Wednesday, November 6, 2019

"The Yakuza" 1974

Since I've been married one of my goals is to show my wife the movies that really matter. Namely ones that star middle-aged badasses taking on The Yakuza.

The only one that fits the bill in my mind is the nearly perfect movie "The Yakuza," starring Robert Mitchum, directed by Sidney Pollack and written by a helluva trio, Paul and Leonard Schrader and Robert Towne.

Mitchum is an old-school tough-guy. He's also that in the movie. Playing ex-cop/private eye/military intelligence man Harry Kilmer who travels to Japan to save a buddies kidnapped daughter and maybe reignite an old flame from his days in Occupied Japan. Mitchum is a guy who couldn't hide his life on his face. He lived it hard and it showed, he's often remembered solely for his detached coolness. But in his later work like this and "Friends of Eddie Coyle," he showed that he be coolly detached and utterly vulnerable. Kilmer is a movie loner who's actually lonely having his love and adoptive family ripped from him all those years ago. But being Mitchum he had shoot a .45 and a double-barrel shotgun simultaneously hit the Yakuza while he is doing it.

When a lot of actors try to be stoic it comes across as dynamic as a floorboard. Ken Takakura is stoic in a way that shows his rage, anger, lust, pain and hope. He's also damned good with a samurai sword. He's shown as a "man out of time," in the movie, his code of honor and discipline being at odds with the modern world (the 70's anyway) as a man who has walked away from the Yakuza and lived to not talk about it.

The Supporting cast is full of character actors, Brian Keith is always the bomb. He could be anything you wanted and make it look like it was his day-to-day, good, bad, indifferent, not to mention doing it all in 70's plaid and cowboy hats. Richard Jordan was the perfect young buck tagging along with Mitchum. He proves himself to a man who is quick with a gun but obviously wants more from life then being a hired gun. He also wears plaid pants. Keiko Kishi is letter-perfect as a woman who has had many years to live with what her life has become and the ideas of what could still blossom from it. My wife got a kick out of Herb Edelman being in it, better known as Stan on "The Golden Girls," and here being a man in over his head but dedicated to his friends.

The bad guys are bad, the good guys are mostly good, the motivations are deep and rich and what could have been pure melodrama is reigned into a difficult love story. Pollock was a great director who mostly made fine movies. This is never really counted among those but it should have been. There will never be another movie like this.

So, why is this on a book blog?
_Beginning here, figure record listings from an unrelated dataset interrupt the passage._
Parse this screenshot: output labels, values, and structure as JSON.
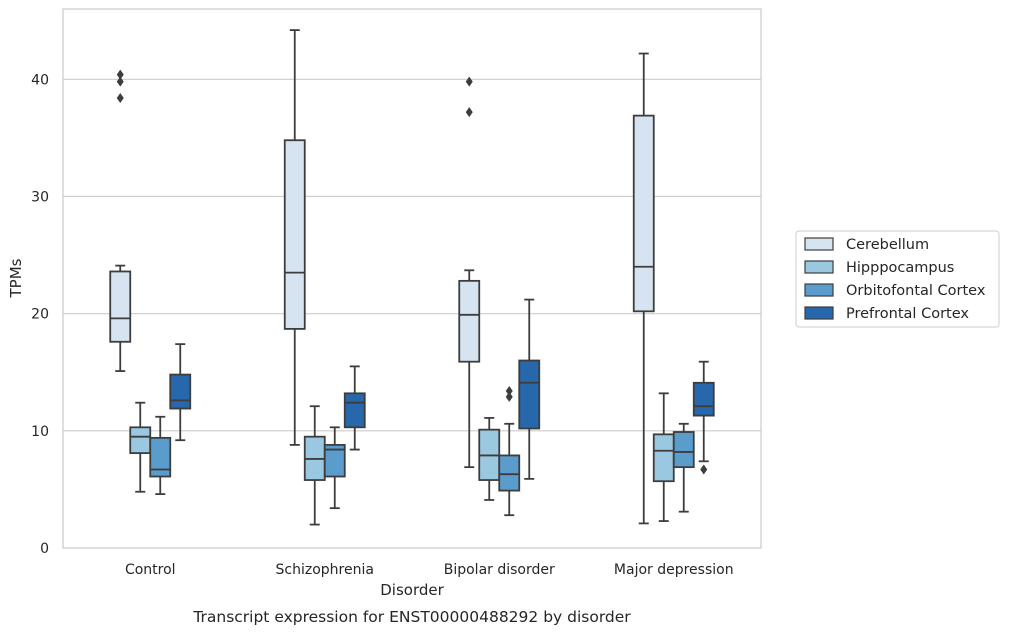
{
  "caption": "Transcript expression for ENST00000488292 by disorder",
  "chart_data": {
    "type": "box",
    "xlabel": "Disorder",
    "ylabel": "TPMs",
    "ylim": [
      0,
      46
    ],
    "yticks": [
      0,
      10,
      20,
      30,
      40
    ],
    "grid": "horizontal",
    "legend_position": "right",
    "categories": [
      "Control",
      "Schizophrenia",
      "Bipolar disorder",
      "Major depression"
    ],
    "series": [
      {
        "name": "Cerebellum",
        "color": "#d6e4f1",
        "boxes": [
          {
            "whisker_low": 15.1,
            "q1": 17.6,
            "median": 19.6,
            "q3": 23.6,
            "whisker_high": 24.1,
            "outliers": [
              38.4,
              39.8,
              40.4
            ]
          },
          {
            "whisker_low": 8.8,
            "q1": 18.7,
            "median": 23.5,
            "q3": 34.8,
            "whisker_high": 44.2,
            "outliers": []
          },
          {
            "whisker_low": 6.9,
            "q1": 15.9,
            "median": 19.9,
            "q3": 22.8,
            "whisker_high": 23.7,
            "outliers": [
              37.2,
              39.8
            ]
          },
          {
            "whisker_low": 2.1,
            "q1": 20.2,
            "median": 24.0,
            "q3": 36.9,
            "whisker_high": 42.2,
            "outliers": []
          }
        ]
      },
      {
        "name": "Hipppocampus",
        "color": "#9ac8e0",
        "boxes": [
          {
            "whisker_low": 4.8,
            "q1": 8.1,
            "median": 9.5,
            "q3": 10.3,
            "whisker_high": 12.4,
            "outliers": []
          },
          {
            "whisker_low": 2.0,
            "q1": 5.8,
            "median": 7.6,
            "q3": 9.5,
            "whisker_high": 12.1,
            "outliers": []
          },
          {
            "whisker_low": 4.1,
            "q1": 5.8,
            "median": 7.9,
            "q3": 10.1,
            "whisker_high": 11.1,
            "outliers": []
          },
          {
            "whisker_low": 2.3,
            "q1": 5.7,
            "median": 8.3,
            "q3": 9.7,
            "whisker_high": 13.2,
            "outliers": []
          }
        ]
      },
      {
        "name": "Orbitofontal Cortex",
        "color": "#5a9dcc",
        "boxes": [
          {
            "whisker_low": 4.6,
            "q1": 6.1,
            "median": 6.7,
            "q3": 9.4,
            "whisker_high": 11.2,
            "outliers": []
          },
          {
            "whisker_low": 3.4,
            "q1": 6.1,
            "median": 8.4,
            "q3": 8.8,
            "whisker_high": 10.3,
            "outliers": []
          },
          {
            "whisker_low": 2.8,
            "q1": 4.9,
            "median": 6.3,
            "q3": 7.9,
            "whisker_high": 10.6,
            "outliers": [
              12.9,
              13.4
            ]
          },
          {
            "whisker_low": 3.1,
            "q1": 6.9,
            "median": 8.2,
            "q3": 9.9,
            "whisker_high": 10.6,
            "outliers": []
          }
        ]
      },
      {
        "name": "Prefrontal Cortex",
        "color": "#2767ab",
        "boxes": [
          {
            "whisker_low": 9.2,
            "q1": 11.9,
            "median": 12.6,
            "q3": 14.8,
            "whisker_high": 17.4,
            "outliers": []
          },
          {
            "whisker_low": 8.4,
            "q1": 10.3,
            "median": 12.4,
            "q3": 13.2,
            "whisker_high": 15.5,
            "outliers": []
          },
          {
            "whisker_low": 5.9,
            "q1": 10.2,
            "median": 14.1,
            "q3": 16.0,
            "whisker_high": 21.2,
            "outliers": []
          },
          {
            "whisker_low": 7.4,
            "q1": 11.3,
            "median": 12.1,
            "q3": 14.1,
            "whisker_high": 15.9,
            "outliers": [
              6.7
            ]
          }
        ]
      }
    ]
  }
}
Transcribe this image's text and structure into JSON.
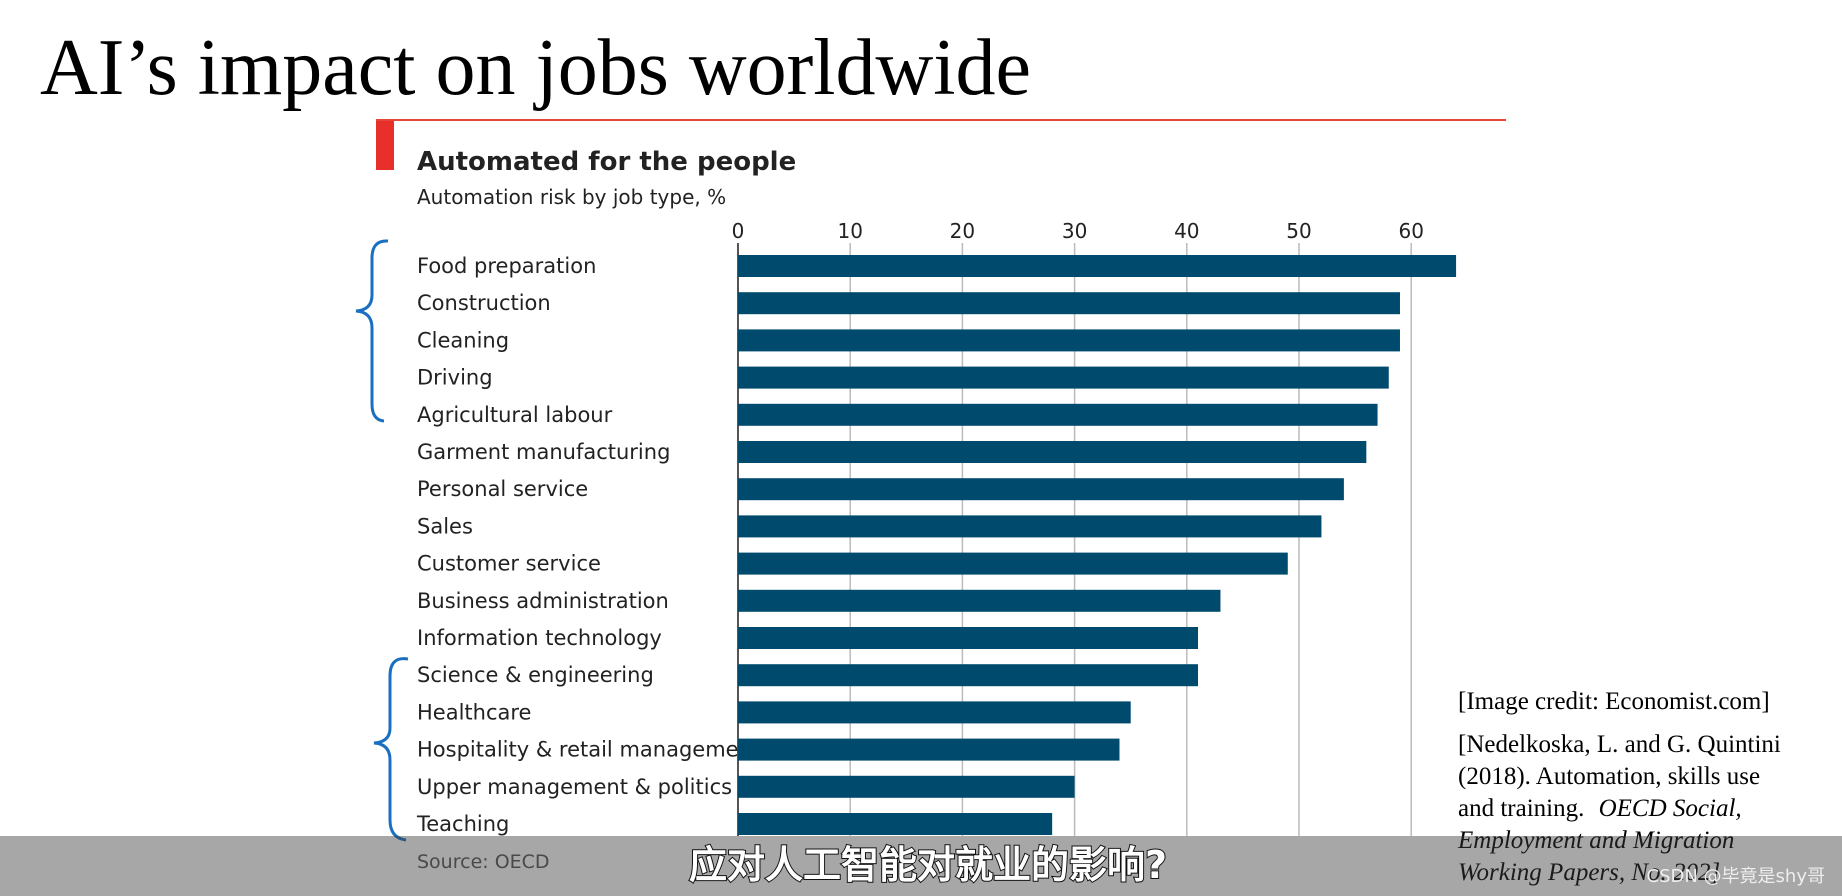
{
  "slide_title": "AI’s impact on jobs worldwide",
  "image_credit": "[Image credit: Economist.com]",
  "reference": [
    "[Nedelkoska, L. and G. Quintini",
    "(2018). Automation, skills use",
    "and training.",
    "OECD Social,",
    "Employment and Migration",
    "Working Papers, No. 202]"
  ],
  "video_subtitle": "应对人工智能对就业的影响?",
  "watermark": "CSDN @毕竟是shy哥",
  "chart_data": {
    "type": "hbar",
    "title": "Automated for the people",
    "subtitle": "Automation risk by job type, %",
    "source": "Source: OECD",
    "categories": [
      "Food preparation",
      "Construction",
      "Cleaning",
      "Driving",
      "Agricultural labour",
      "Garment manufacturing",
      "Personal service",
      "Sales",
      "Customer service",
      "Business administration",
      "Information technology",
      "Science & engineering",
      "Healthcare",
      "Hospitality & retail management",
      "Upper management & politics",
      "Teaching"
    ],
    "values": [
      64,
      59,
      59,
      58,
      57,
      56,
      54,
      52,
      49,
      43,
      41,
      41,
      35,
      34,
      30,
      28
    ],
    "color": "#004a6e",
    "xlim": [
      0,
      65
    ],
    "xticks": [
      0,
      10,
      20,
      30,
      40,
      50,
      60
    ],
    "grid": true
  }
}
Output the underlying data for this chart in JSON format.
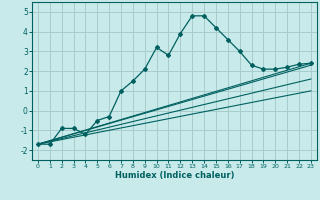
{
  "title": "",
  "xlabel": "Humidex (Indice chaleur)",
  "background_color": "#c8eaea",
  "grid_color": "#a8cccc",
  "line_color": "#006060",
  "xlim": [
    -0.5,
    23.5
  ],
  "ylim": [
    -2.5,
    5.5
  ],
  "xticks": [
    0,
    1,
    2,
    3,
    4,
    5,
    6,
    7,
    8,
    9,
    10,
    11,
    12,
    13,
    14,
    15,
    16,
    17,
    18,
    19,
    20,
    21,
    22,
    23
  ],
  "yticks": [
    -2,
    -1,
    0,
    1,
    2,
    3,
    4,
    5
  ],
  "curve_x": [
    0,
    1,
    2,
    3,
    4,
    5,
    6,
    7,
    8,
    9,
    10,
    11,
    12,
    13,
    14,
    15,
    16,
    17,
    18,
    19,
    20,
    21,
    22,
    23
  ],
  "curve_y": [
    -1.7,
    -1.7,
    -0.9,
    -0.9,
    -1.2,
    -0.5,
    -0.3,
    1.0,
    1.5,
    2.1,
    3.2,
    2.8,
    3.9,
    4.8,
    4.8,
    4.2,
    3.6,
    3.0,
    2.3,
    2.1,
    2.1,
    2.2,
    2.35,
    2.4
  ],
  "line2_x": [
    0,
    23
  ],
  "line2_y": [
    -1.7,
    2.4
  ],
  "line3_x": [
    0,
    23
  ],
  "line3_y": [
    -1.7,
    2.3
  ],
  "line4_x": [
    0,
    23
  ],
  "line4_y": [
    -1.7,
    1.6
  ],
  "line5_x": [
    0,
    23
  ],
  "line5_y": [
    -1.7,
    1.0
  ]
}
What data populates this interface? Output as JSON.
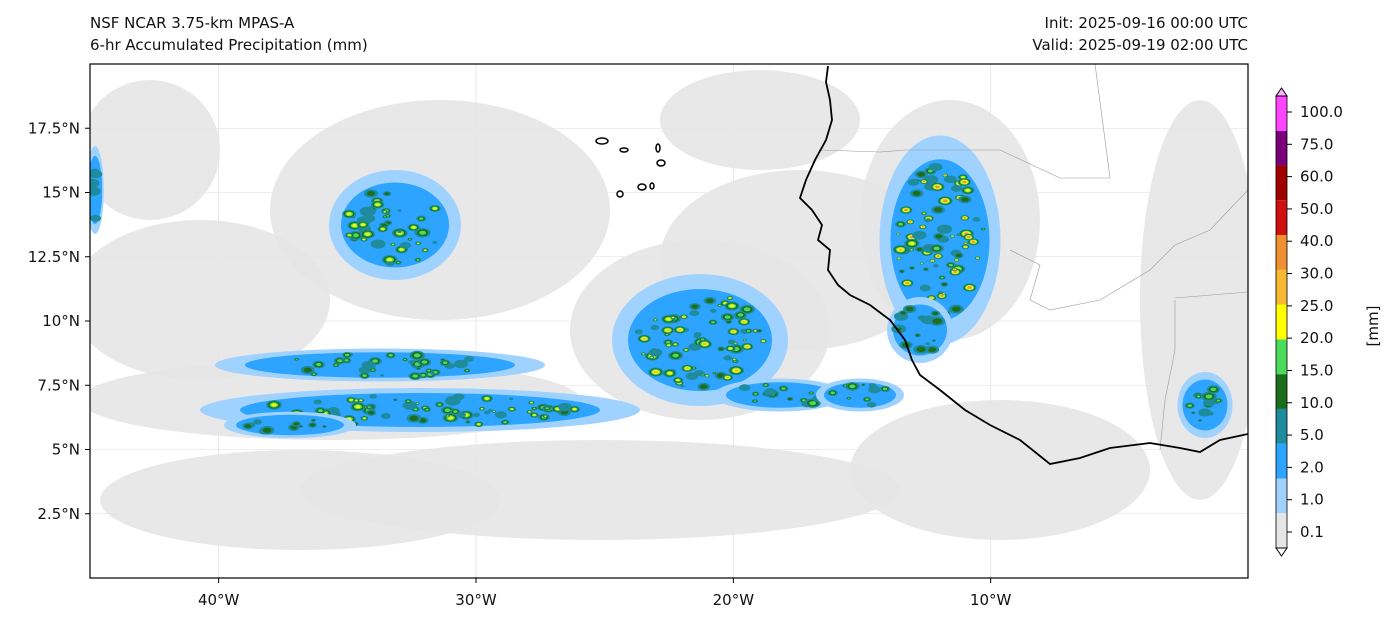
{
  "header": {
    "model": "NSF NCAR 3.75-km MPAS-A",
    "field": "6-hr Accumulated Precipitation (mm)",
    "init": "Init: 2025-09-16 00:00 UTC",
    "valid": "Valid: 2025-09-19 02:00 UTC"
  },
  "map": {
    "lon_range": [
      -45,
      0
    ],
    "lat_range": [
      0,
      20
    ],
    "lon_ticks": [
      {
        "lon": -40,
        "label": "40°W"
      },
      {
        "lon": -30,
        "label": "30°W"
      },
      {
        "lon": -20,
        "label": "20°W"
      },
      {
        "lon": -10,
        "label": "10°W"
      }
    ],
    "lat_ticks": [
      {
        "lat": 17.5,
        "label": "17.5°N"
      },
      {
        "lat": 15,
        "label": "15°N"
      },
      {
        "lat": 12.5,
        "label": "12.5°N"
      },
      {
        "lat": 10,
        "label": "10°N"
      },
      {
        "lat": 7.5,
        "label": "7.5°N"
      },
      {
        "lat": 5,
        "label": "5°N"
      },
      {
        "lat": 2.5,
        "label": "2.5°N"
      }
    ]
  },
  "colorbar": {
    "label": "[mm]",
    "levels": [
      "0.1",
      "1.0",
      "2.0",
      "5.0",
      "10.0",
      "15.0",
      "20.0",
      "25.0",
      "30.0",
      "40.0",
      "50.0",
      "60.0",
      "75.0",
      "100.0"
    ],
    "colors": [
      "#e6e6e6",
      "#a0d2ff",
      "#2da4ff",
      "#1e8c9c",
      "#1c6e1c",
      "#4cdc5c",
      "#ffff00",
      "#f8b830",
      "#f09030",
      "#d01010",
      "#a00000",
      "#7a007a",
      "#ff44ff"
    ],
    "over_color": "#ffb0ff",
    "under_color": "#ffffff"
  }
}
See it's really a book. It's a hard-boiled Gold Medal paperback original. It had a painted cover of a tough guy holding a Colt with a slinky dame in a kimono on his arm and the looming death of the Japanese mafia creeping around the corners. The byline was a pseudonym.

Of course it wasn't a book, though it did have a tie-in book written by co-screen writer Leonard Schrader but it was spiritually a pulp paperback novel. Arms get chopped off, your buddy has an arsenal for you to pick your hardware up from, and the mobs on your tail. But it's too deep to just be an action movie but goes by fast enough not to get bogged down in "feelings," a waste of your breath to talk it all out, no just look at the man you've hated for 20 years and then go risk your life for him. Its a movie about destruction. Not just property destruction, but personal destruction. Destruction is what Gold Medal Paperbacks were about. Going too far and never being able to take it back.